Yeah, so, Los Angeles people overreact to rain. Ha ha!
Ha ha my ass. Sometimes, smug sarcastic humor comes back to haunt you. Last night, after writing yesterday's post and hearing John and Ken talk about it on the air, mocking the weatherman for his panic-inducing forecast, I went to sleep, secure in the knowledge that, hey, it's just rain. No big deal.
It was about 2 am.
What the hell was THAT?
Thunder, Fran whispered. Just thunder.
But it sounded like the roof just caved in!
And so it was. The rain had picked up into a torrent, the lightning and thunder were... well, you know, we don't get lightning and thunder in Los Angeles like you do almost anywhere else. I hadn't heard nor seen that kind of thunderboomer since a couple of Midwestern trips over a decade ago. And they were close- I was doing the count-the-seconds-between-the-flash-and-the-boom thing, and the two were simultaneous. Direct hits.

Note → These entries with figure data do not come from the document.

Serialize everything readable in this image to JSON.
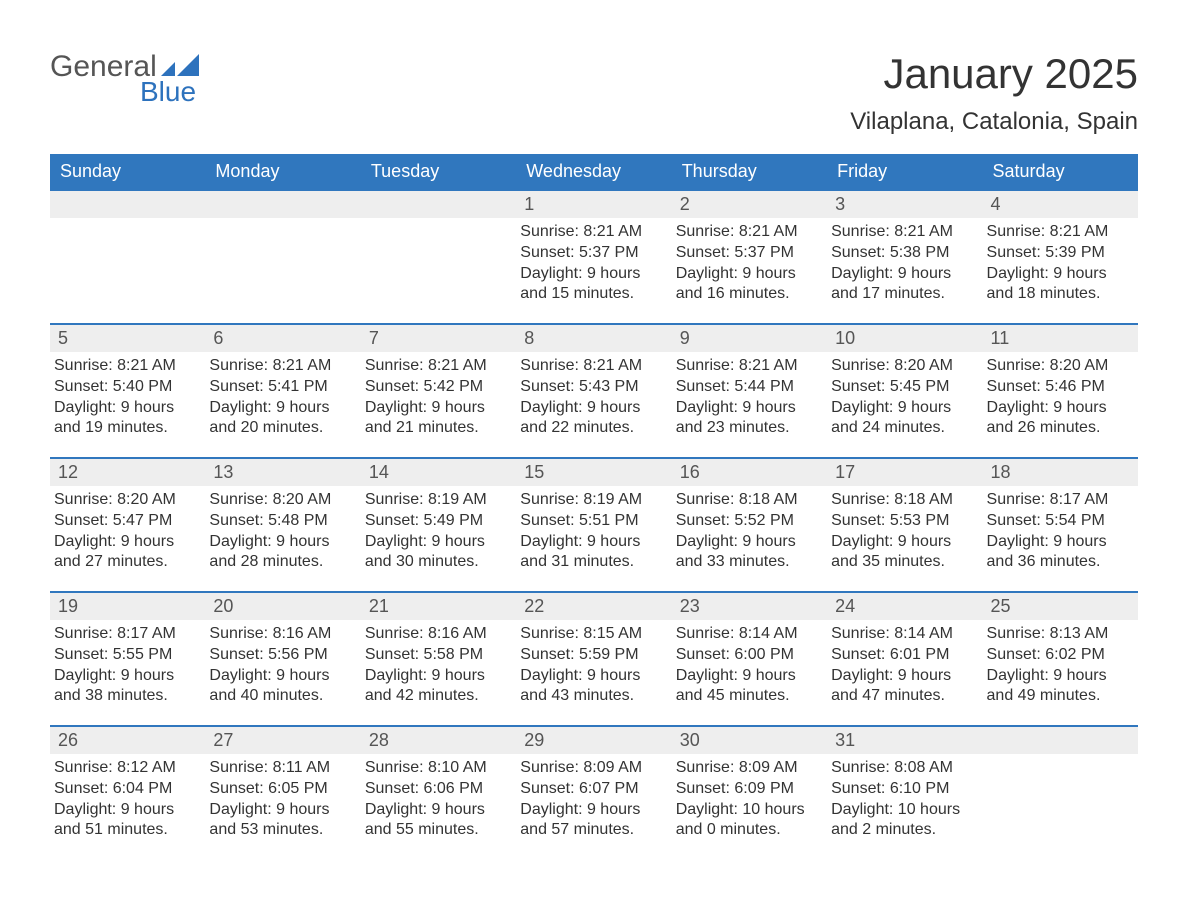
{
  "logo": {
    "text1": "General",
    "text2": "Blue",
    "accent_color": "#2d72bd"
  },
  "title": "January 2025",
  "location": "Vilaplana, Catalonia, Spain",
  "colors": {
    "header_bg": "#3077be",
    "header_fg": "#ffffff",
    "daynum_bg": "#eeeeee",
    "text": "#333333",
    "page_bg": "#ffffff"
  },
  "font": {
    "family": "Arial",
    "title_size_pt": 32,
    "location_size_pt": 18,
    "body_size_pt": 12
  },
  "daynames": [
    "Sunday",
    "Monday",
    "Tuesday",
    "Wednesday",
    "Thursday",
    "Friday",
    "Saturday"
  ],
  "weeks": [
    [
      {
        "day": "",
        "sunrise": "",
        "sunset": "",
        "daylight1": "",
        "daylight2": ""
      },
      {
        "day": "",
        "sunrise": "",
        "sunset": "",
        "daylight1": "",
        "daylight2": ""
      },
      {
        "day": "",
        "sunrise": "",
        "sunset": "",
        "daylight1": "",
        "daylight2": ""
      },
      {
        "day": "1",
        "sunrise": "Sunrise: 8:21 AM",
        "sunset": "Sunset: 5:37 PM",
        "daylight1": "Daylight: 9 hours",
        "daylight2": "and 15 minutes."
      },
      {
        "day": "2",
        "sunrise": "Sunrise: 8:21 AM",
        "sunset": "Sunset: 5:37 PM",
        "daylight1": "Daylight: 9 hours",
        "daylight2": "and 16 minutes."
      },
      {
        "day": "3",
        "sunrise": "Sunrise: 8:21 AM",
        "sunset": "Sunset: 5:38 PM",
        "daylight1": "Daylight: 9 hours",
        "daylight2": "and 17 minutes."
      },
      {
        "day": "4",
        "sunrise": "Sunrise: 8:21 AM",
        "sunset": "Sunset: 5:39 PM",
        "daylight1": "Daylight: 9 hours",
        "daylight2": "and 18 minutes."
      }
    ],
    [
      {
        "day": "5",
        "sunrise": "Sunrise: 8:21 AM",
        "sunset": "Sunset: 5:40 PM",
        "daylight1": "Daylight: 9 hours",
        "daylight2": "and 19 minutes."
      },
      {
        "day": "6",
        "sunrise": "Sunrise: 8:21 AM",
        "sunset": "Sunset: 5:41 PM",
        "daylight1": "Daylight: 9 hours",
        "daylight2": "and 20 minutes."
      },
      {
        "day": "7",
        "sunrise": "Sunrise: 8:21 AM",
        "sunset": "Sunset: 5:42 PM",
        "daylight1": "Daylight: 9 hours",
        "daylight2": "and 21 minutes."
      },
      {
        "day": "8",
        "sunrise": "Sunrise: 8:21 AM",
        "sunset": "Sunset: 5:43 PM",
        "daylight1": "Daylight: 9 hours",
        "daylight2": "and 22 minutes."
      },
      {
        "day": "9",
        "sunrise": "Sunrise: 8:21 AM",
        "sunset": "Sunset: 5:44 PM",
        "daylight1": "Daylight: 9 hours",
        "daylight2": "and 23 minutes."
      },
      {
        "day": "10",
        "sunrise": "Sunrise: 8:20 AM",
        "sunset": "Sunset: 5:45 PM",
        "daylight1": "Daylight: 9 hours",
        "daylight2": "and 24 minutes."
      },
      {
        "day": "11",
        "sunrise": "Sunrise: 8:20 AM",
        "sunset": "Sunset: 5:46 PM",
        "daylight1": "Daylight: 9 hours",
        "daylight2": "and 26 minutes."
      }
    ],
    [
      {
        "day": "12",
        "sunrise": "Sunrise: 8:20 AM",
        "sunset": "Sunset: 5:47 PM",
        "daylight1": "Daylight: 9 hours",
        "daylight2": "and 27 minutes."
      },
      {
        "day": "13",
        "sunrise": "Sunrise: 8:20 AM",
        "sunset": "Sunset: 5:48 PM",
        "daylight1": "Daylight: 9 hours",
        "daylight2": "and 28 minutes."
      },
      {
        "day": "14",
        "sunrise": "Sunrise: 8:19 AM",
        "sunset": "Sunset: 5:49 PM",
        "daylight1": "Daylight: 9 hours",
        "daylight2": "and 30 minutes."
      },
      {
        "day": "15",
        "sunrise": "Sunrise: 8:19 AM",
        "sunset": "Sunset: 5:51 PM",
        "daylight1": "Daylight: 9 hours",
        "daylight2": "and 31 minutes."
      },
      {
        "day": "16",
        "sunrise": "Sunrise: 8:18 AM",
        "sunset": "Sunset: 5:52 PM",
        "daylight1": "Daylight: 9 hours",
        "daylight2": "and 33 minutes."
      },
      {
        "day": "17",
        "sunrise": "Sunrise: 8:18 AM",
        "sunset": "Sunset: 5:53 PM",
        "daylight1": "Daylight: 9 hours",
        "daylight2": "and 35 minutes."
      },
      {
        "day": "18",
        "sunrise": "Sunrise: 8:17 AM",
        "sunset": "Sunset: 5:54 PM",
        "daylight1": "Daylight: 9 hours",
        "daylight2": "and 36 minutes."
      }
    ],
    [
      {
        "day": "19",
        "sunrise": "Sunrise: 8:17 AM",
        "sunset": "Sunset: 5:55 PM",
        "daylight1": "Daylight: 9 hours",
        "daylight2": "and 38 minutes."
      },
      {
        "day": "20",
        "sunrise": "Sunrise: 8:16 AM",
        "sunset": "Sunset: 5:56 PM",
        "daylight1": "Daylight: 9 hours",
        "daylight2": "and 40 minutes."
      },
      {
        "day": "21",
        "sunrise": "Sunrise: 8:16 AM",
        "sunset": "Sunset: 5:58 PM",
        "daylight1": "Daylight: 9 hours",
        "daylight2": "and 42 minutes."
      },
      {
        "day": "22",
        "sunrise": "Sunrise: 8:15 AM",
        "sunset": "Sunset: 5:59 PM",
        "daylight1": "Daylight: 9 hours",
        "daylight2": "and 43 minutes."
      },
      {
        "day": "23",
        "sunrise": "Sunrise: 8:14 AM",
        "sunset": "Sunset: 6:00 PM",
        "daylight1": "Daylight: 9 hours",
        "daylight2": "and 45 minutes."
      },
      {
        "day": "24",
        "sunrise": "Sunrise: 8:14 AM",
        "sunset": "Sunset: 6:01 PM",
        "daylight1": "Daylight: 9 hours",
        "daylight2": "and 47 minutes."
      },
      {
        "day": "25",
        "sunrise": "Sunrise: 8:13 AM",
        "sunset": "Sunset: 6:02 PM",
        "daylight1": "Daylight: 9 hours",
        "daylight2": "and 49 minutes."
      }
    ],
    [
      {
        "day": "26",
        "sunrise": "Sunrise: 8:12 AM",
        "sunset": "Sunset: 6:04 PM",
        "daylight1": "Daylight: 9 hours",
        "daylight2": "and 51 minutes."
      },
      {
        "day": "27",
        "sunrise": "Sunrise: 8:11 AM",
        "sunset": "Sunset: 6:05 PM",
        "daylight1": "Daylight: 9 hours",
        "daylight2": "and 53 minutes."
      },
      {
        "day": "28",
        "sunrise": "Sunrise: 8:10 AM",
        "sunset": "Sunset: 6:06 PM",
        "daylight1": "Daylight: 9 hours",
        "daylight2": "and 55 minutes."
      },
      {
        "day": "29",
        "sunrise": "Sunrise: 8:09 AM",
        "sunset": "Sunset: 6:07 PM",
        "daylight1": "Daylight: 9 hours",
        "daylight2": "and 57 minutes."
      },
      {
        "day": "30",
        "sunrise": "Sunrise: 8:09 AM",
        "sunset": "Sunset: 6:09 PM",
        "daylight1": "Daylight: 10 hours",
        "daylight2": "and 0 minutes."
      },
      {
        "day": "31",
        "sunrise": "Sunrise: 8:08 AM",
        "sunset": "Sunset: 6:10 PM",
        "daylight1": "Daylight: 10 hours",
        "daylight2": "and 2 minutes."
      },
      {
        "day": "",
        "sunrise": "",
        "sunset": "",
        "daylight1": "",
        "daylight2": ""
      }
    ]
  ]
}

Ella the World's Most Famous Cat was born in Long Beach. She's never been outside of the LBC and South Bay. She had no experience with this kind of thing, and she was terrified. After running under the bed and spending a couple of hours there, she decided to try and come back out. She scrambled onto the bed at my feet, teetered on the edge, then tried to walk across the bed, planting one paw on my leg, wobbling, testing the ground (my leg) with her other paw, satisfied, then, just as she began to walk over me...
And like a shot, she was back under the bed. It's about 12 hours later and she's still shaky.
The next inkling that this was bigger than we'd thought came when my sister and I went to get a little walk/run exercise in between the raindrops. There'd been some dirt in the pool, some standing mud/water on the edge of the patio, but nothing too bad when we went out, but after we got rained on a lot, we returned and a neighbor was bailing water out of his garage with trash cans. Poor guy, I thought, and then I came back, took a shower, changed, walked into the living room, looked out the glass doors to the yard, and saw that the patio was underwater. The whole thing, right up to the house. Water and dirt and mud. After a while, it subsided, and we all figured it was over and time for lunch. We drove up the street and had to turn around- a fire truck and utility crews were there, and there were hoses and mud everywhere. Down at the end of the block, a fleet of trucks had appeared, with several workers and sandbags. Up the next street, we got onto the main road, which was now covered with mud and rocks, and after a quarter mile, we were turned back because rockslides had closed the road. We went the long way around, and in our lunch travels, we saw power outages, mudslides, utility crews, sewer trucks, and blinking or dead traffic lights everywhere. Finally back home, we discovered our street had become Mud River.
And that's what it's like now. Looking up the street:
And down the street:
And right at the street:
The shiny stuff's mud. It's flowing. It's worse in person.
And now comes the promise: I will never make fun of people who panic over minor weather emergencies again. Never.